Toizumi, Michiko, Vo, Hien Minh, Dang, Duc Anh, Moriuchi, Hiroyuki, Yoshida, Lay-Myint
Vaccine 2019 v.37 no.1 pp. 202-209
Vietnamese people, children, developed countries, developing countries, hearing, immunity, medical treatment, neonates, quality of life, speech, vaccination, vaccines, Europe, North America, Vietnam
Rubella vaccination programs have dramatically reduced the incidence of rubella and congenital rubella syndrome (CRS) in developed countries. However, CRS prevalence is still rising in developing countries where rubella-containing vaccines (RCV) are not included in the immunization program and even in some countries where a part of the population lacks immunity to rubella despite the presence of RCV in the regular immunization program. This review aimed to summarize the clinical features of CRS using data from our studies conducted between 2011 and 2015 in Vietnam, wherein we examined clinical manifestations in Vietnamese children with CRS who were born after the large rubella outbreak of 2011; a series of studies dealing with CRS in North America and Europe after the 1960s epidemic; and those from countries before introduction of RCVs.This review shows that children with CRS have a variety of disabilities such as hearing, visual, developmental, behavioral, cardiac, and endocrine impairments, which have variable severity and may appear in different combinations.

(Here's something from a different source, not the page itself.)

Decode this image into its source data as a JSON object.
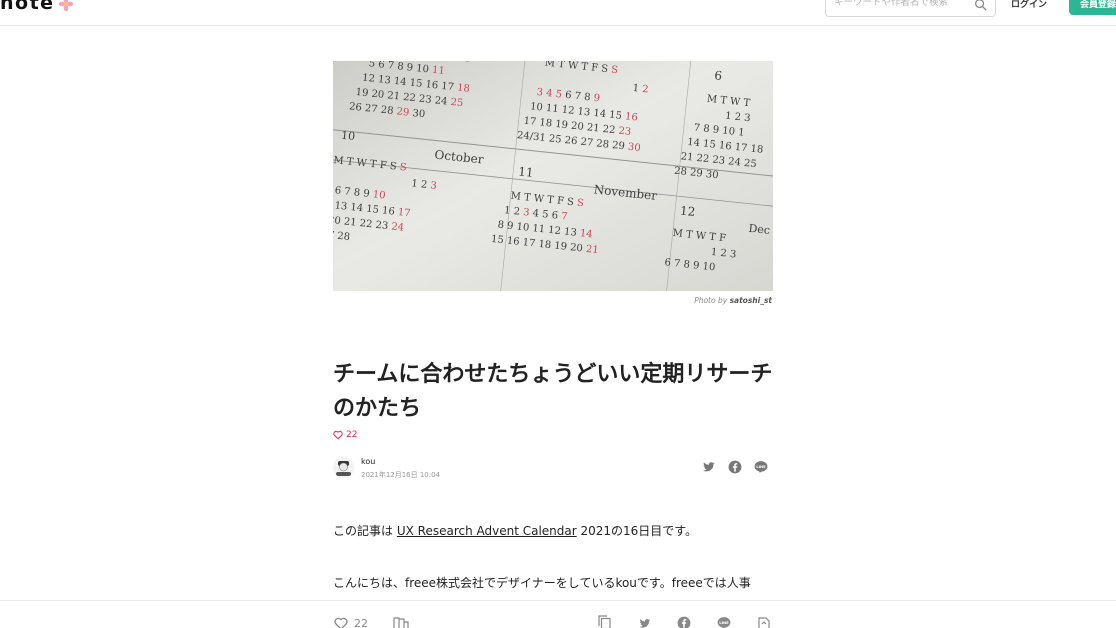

Some of these impairments can appear or worsen later in the lives of these children.Physicians should thus complete pediatric, cardiac, auditory, ophthalmologic, and neurologic examinations along with laboratory diagnostic testing soon after birth. These assessments should be repeated during follow-up if congenital rubella infection is suspected in a neonate. Timely intervention for cardiac defects can be lifesaving. Early introduction and continuation of speech, occupational, physical, and behavior therapies and training with appropriate medical interventions by a multidisciplinary team approach are required to maximize quality of life.